Il fenomeno si affianca a quello, altrettanto drammatico, dell’impossibilità di uscire dal mondo del lavoro. Tanti liberi professionisti in età da pensione, i quali giunti al traguardo della vita lavorativa con la prospettiva di un assegno mensile del tutto inadeguato, optano giocoforza per restare. Restare con la partita iva; continuare a lavorare non per piacere, ma per necessità. Sommando il problema di un soprannumero in entrata con l’assenza di uscita dal nostro mondo del lavoro. Aggiungendo disagio sociale a disagio sociale.

Come affrontare questa situazione che riguarda squisitamente chi non è dipendente, circa 3/4 dei veterinari italiani? La realtà delle pensioni inadeguate, se ci fermiamo a riflettere, non è destinata a venir meno. Le generazioni precedenti hanno vissuto gli anni del boom economico, della scarsa concorrenza e di un fisco meno vampiro dell’attuale. Oggi la crisi, l’ingresso sempre più tardivo nella realtà occupazionale, i margini ridotti di reddito rispetto al fatturato totale non sono elementi confortanti sulle prospettive pensionistiche. Lo Stato deve rendersi conto che avere dei pensionati con assegni inadeguati equivale a dover potenziare il welfare e l’assistenza; soccorrendo all’incapacità reddituale del singolo e drenando risorse altrove.

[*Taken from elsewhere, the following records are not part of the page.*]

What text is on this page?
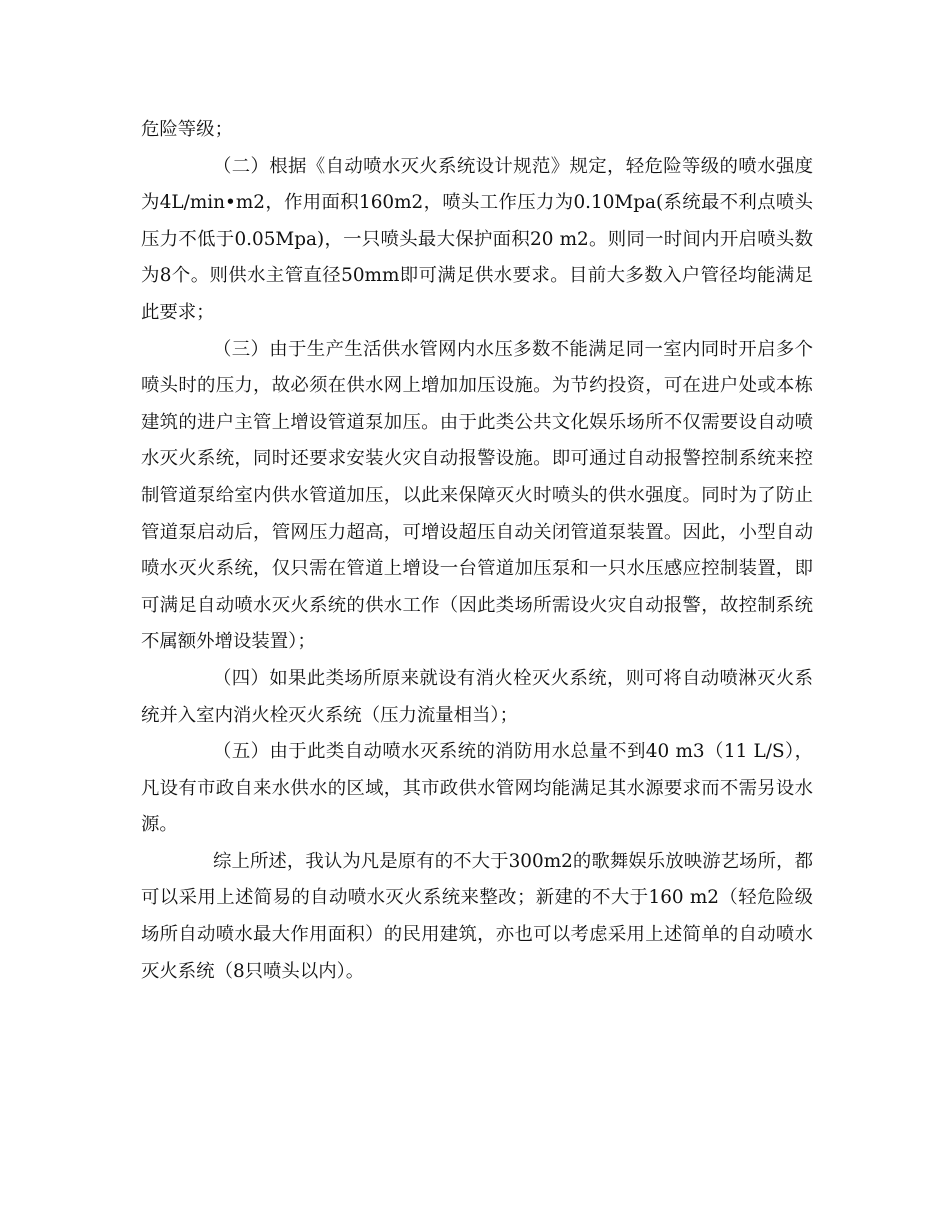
危险等级；

（二）根据《自动喷水灭火系统设计规范》规定，轻危险等级的喷水强度为4L/min•m2，作用面积160m2，喷头工作压力为0.10Mpa(系统最不利点喷头压力不低于0.05Mpa)，一只喷头最大保护面积20 m2。则同一时间内开启喷头数为8个。则供水主管直径50mm即可满足供水要求。目前大多数入户管径均能满足此要求；

（三）由于生产生活供水管网内水压多数不能满足同一室内同时开启多个喷头时的压力，故必须在供水网上增加加压设施。为节约投资，可在进户处或本栋建筑的进户主管上增设管道泵加压。由于此类公共文化娱乐场所不仅需要设自动喷水灭火系统，同时还要求安装火灾自动报警设施。即可通过自动报警控制系统来控制管道泵给室内供水管道加压，以此来保障灭火时喷头的供水强度。同时为了防止管道泵启动后，管网压力超高，可增设超压自动关闭管道泵装置。因此，小型自动喷水灭火系统，仅只需在管道上增设一台管道加压泵和一只水压感应控制装置，即可满足自动喷水灭火系统的供水工作（因此类场所需设火灾自动报警，故控制系统不属额外增设装置）；

（四）如果此类场所原来就设有消火栓灭火系统，则可将自动喷淋灭火系统并入室内消火栓灭火系统（压力流量相当）；

（五）由于此类自动喷水灭系统的消防用水总量不到40 m3（11 L/S），凡设有市政自来水供水的区域，其市政供水管网均能满足其水源要求而不需另设水源。

综上所述，我认为凡是原有的不大于300m2的歌舞娱乐放映游艺场所，都可以采用上述简易的自动喷水灭火系统来整改；新建的不大于160 m2（轻危险级场所自动喷水最大作用面积）的民用建筑，亦也可以考虑采用上述简单的自动喷水灭火系统（8只喷头以内）。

Soluzioni da proporre al legislatore?

  1. Si potrebbe pensare di permettere la scelta volontaria di posticipare la pensione utilizzando come contributi aggiuntivi “a cumulo”, le mensilità non riscosse, senza ulteriori versamenti. Giova per tesaurizzare rapidamente contributi utili ad aumentare il futuro assegno.

  2. Disincentivare chi resta a lavorare pur avendo una pensione consistente (es. sopra i 2000€ mensili), in modo da lasciare più mercato ai giovani.

  3. Sostenere il reddito di chi non ha le protezioni sociali del dipendente pubblico, con una rigida separazione dei rispettivi mercati del lavoro, in modo da consentire più versamenti contributivi a chi oggi ne può versare troppo pochi.

  4. Portare nelle casse previdenziali di categoria – nel nostro caso l’ENPAV- anche quei contributi di dipendenti non-pubblici che oggi vanno all’INPS, in modo da favorire la regolarizzazione delle cd. false partite iva con un controllo interno alla professione.

  5. Indirizzare  con responsabilità i giovani e le famiglie nelle scelte occupazionali, introducendo strumenti “scientifici” come l’analisi di mercato per l’orientamento ad un mondo del lavoro con prospettive concrete.

“Una generazione senza lavoro”, con l’attuale andamento negativo delle nascite, determina se possibile ripercussioni ancora maggiori che in passato sulla collettività. Prevedere e prevenire rappresenta un traguardo imprescindibile per la tenuta del sistema sociale.